In this article, we'll look at some of the languages that might be great to explore in 2022 based on factors such as their communities and growing job opportunities.
#5 - Swift
Swift is a compiled language created by Apple in 2014 and open sourced in 2015.
It has quickly surpassed objective C and is the best choice for developing applications for iOS, macOS, watchOS, and other apple products.
However, It was designed to be a general-purpose language that is easier to write and more concise. So, it is not only limited to Apple products.
#4 - Kotlin
Kotlin is an open source, statistically-typed programming language created by JetBrains in 2011. You may know them from their fantastic IDE's such as IntelliJ and PyCharm.
It is officially supported by Google and is 100% Interoperable with Java, which makes switching from Java to Kotlin a smoother experience for Android app developers.
I will say that Kotlin is very similar to Swift in terms of its ideas and goals. So, you cannot go wrong with either.
#3 - Rust
So Rust, is a multi-paradigm, general-purpose programming language designed by Mozilla for performance and memory safety.
The Rust compiler is built on top of LLVM and has a really efficient data ownership model which guarantees memory safety by using a borrow checker to validate references.
It is largely viewed as an alternative to other systems programming languages, like C or C++.
Mozilla says that it's a "language for the next 40 years" and I think they might be right.
Lastly, I'd say that It's a fantastic language but it comes with a steep learning curve since it has lots of features.
#2 - TypeScript
So, I'm sure TypeScript needs no introduction but...let's do it anyways.

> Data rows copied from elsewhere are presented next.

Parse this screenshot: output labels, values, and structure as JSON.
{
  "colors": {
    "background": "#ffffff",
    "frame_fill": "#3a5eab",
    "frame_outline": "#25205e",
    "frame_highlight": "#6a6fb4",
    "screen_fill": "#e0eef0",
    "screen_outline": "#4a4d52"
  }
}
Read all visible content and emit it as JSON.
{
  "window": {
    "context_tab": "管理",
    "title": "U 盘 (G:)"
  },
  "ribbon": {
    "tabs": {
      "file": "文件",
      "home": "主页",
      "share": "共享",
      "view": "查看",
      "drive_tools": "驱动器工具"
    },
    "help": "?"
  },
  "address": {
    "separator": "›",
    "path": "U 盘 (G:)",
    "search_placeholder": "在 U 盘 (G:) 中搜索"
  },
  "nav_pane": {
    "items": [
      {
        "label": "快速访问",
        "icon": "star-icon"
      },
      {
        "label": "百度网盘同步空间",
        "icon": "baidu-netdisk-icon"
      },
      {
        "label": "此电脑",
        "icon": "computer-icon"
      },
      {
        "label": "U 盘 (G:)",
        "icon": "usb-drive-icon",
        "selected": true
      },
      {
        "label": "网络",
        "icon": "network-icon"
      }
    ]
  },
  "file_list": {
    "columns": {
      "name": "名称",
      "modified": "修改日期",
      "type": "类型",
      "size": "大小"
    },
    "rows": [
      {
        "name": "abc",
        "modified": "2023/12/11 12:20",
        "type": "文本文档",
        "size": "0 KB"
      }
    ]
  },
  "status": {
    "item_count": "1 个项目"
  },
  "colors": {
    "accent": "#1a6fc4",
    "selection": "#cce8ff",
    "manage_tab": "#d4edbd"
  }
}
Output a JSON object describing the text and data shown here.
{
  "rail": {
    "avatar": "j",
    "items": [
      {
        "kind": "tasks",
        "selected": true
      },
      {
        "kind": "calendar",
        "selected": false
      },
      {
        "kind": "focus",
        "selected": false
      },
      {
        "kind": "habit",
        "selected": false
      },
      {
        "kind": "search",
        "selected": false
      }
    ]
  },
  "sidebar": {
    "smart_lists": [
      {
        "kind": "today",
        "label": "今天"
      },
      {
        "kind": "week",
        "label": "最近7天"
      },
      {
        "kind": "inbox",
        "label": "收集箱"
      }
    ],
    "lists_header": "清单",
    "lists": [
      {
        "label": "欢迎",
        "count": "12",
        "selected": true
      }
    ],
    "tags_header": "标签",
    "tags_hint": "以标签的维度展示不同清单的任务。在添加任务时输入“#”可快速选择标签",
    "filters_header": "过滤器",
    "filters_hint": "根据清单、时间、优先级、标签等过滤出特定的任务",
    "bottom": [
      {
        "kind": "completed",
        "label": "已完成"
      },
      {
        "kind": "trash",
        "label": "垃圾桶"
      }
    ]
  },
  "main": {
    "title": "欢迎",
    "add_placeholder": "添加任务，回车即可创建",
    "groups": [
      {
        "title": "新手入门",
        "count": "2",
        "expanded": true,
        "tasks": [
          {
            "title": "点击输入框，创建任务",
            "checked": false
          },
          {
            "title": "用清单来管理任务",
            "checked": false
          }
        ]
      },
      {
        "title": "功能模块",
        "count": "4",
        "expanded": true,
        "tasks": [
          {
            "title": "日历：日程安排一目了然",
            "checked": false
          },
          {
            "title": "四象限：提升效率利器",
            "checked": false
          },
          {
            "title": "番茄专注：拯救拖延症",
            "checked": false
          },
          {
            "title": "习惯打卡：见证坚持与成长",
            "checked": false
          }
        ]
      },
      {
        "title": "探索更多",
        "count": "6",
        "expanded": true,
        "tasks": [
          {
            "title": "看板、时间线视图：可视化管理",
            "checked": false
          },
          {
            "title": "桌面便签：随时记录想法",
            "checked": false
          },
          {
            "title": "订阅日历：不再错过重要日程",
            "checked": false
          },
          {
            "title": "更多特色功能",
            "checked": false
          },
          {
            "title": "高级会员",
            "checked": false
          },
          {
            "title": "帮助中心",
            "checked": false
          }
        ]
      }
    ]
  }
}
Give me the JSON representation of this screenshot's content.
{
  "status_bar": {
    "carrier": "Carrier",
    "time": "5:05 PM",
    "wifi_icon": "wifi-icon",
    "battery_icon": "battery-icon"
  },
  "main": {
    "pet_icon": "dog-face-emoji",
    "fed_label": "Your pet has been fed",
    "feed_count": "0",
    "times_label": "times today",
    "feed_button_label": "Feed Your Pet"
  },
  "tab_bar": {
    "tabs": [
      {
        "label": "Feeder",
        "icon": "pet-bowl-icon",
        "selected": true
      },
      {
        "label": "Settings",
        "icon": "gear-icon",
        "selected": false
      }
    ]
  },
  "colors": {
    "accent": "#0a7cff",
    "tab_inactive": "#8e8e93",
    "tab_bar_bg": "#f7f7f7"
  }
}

TypeScript is an open source programming language developed by Microsoft.
Since its release in 2012, the language has remained in active development and continues to gain in popularity every year.
#1 - Go
And finally, at number 1 we have Go, sometimes also known as Golang
Go is a statically typed, compiled language designed at Google and it is also open source.
It has a really powerful standard library that offers amazing flexibility and strong CSP-style concurrency support.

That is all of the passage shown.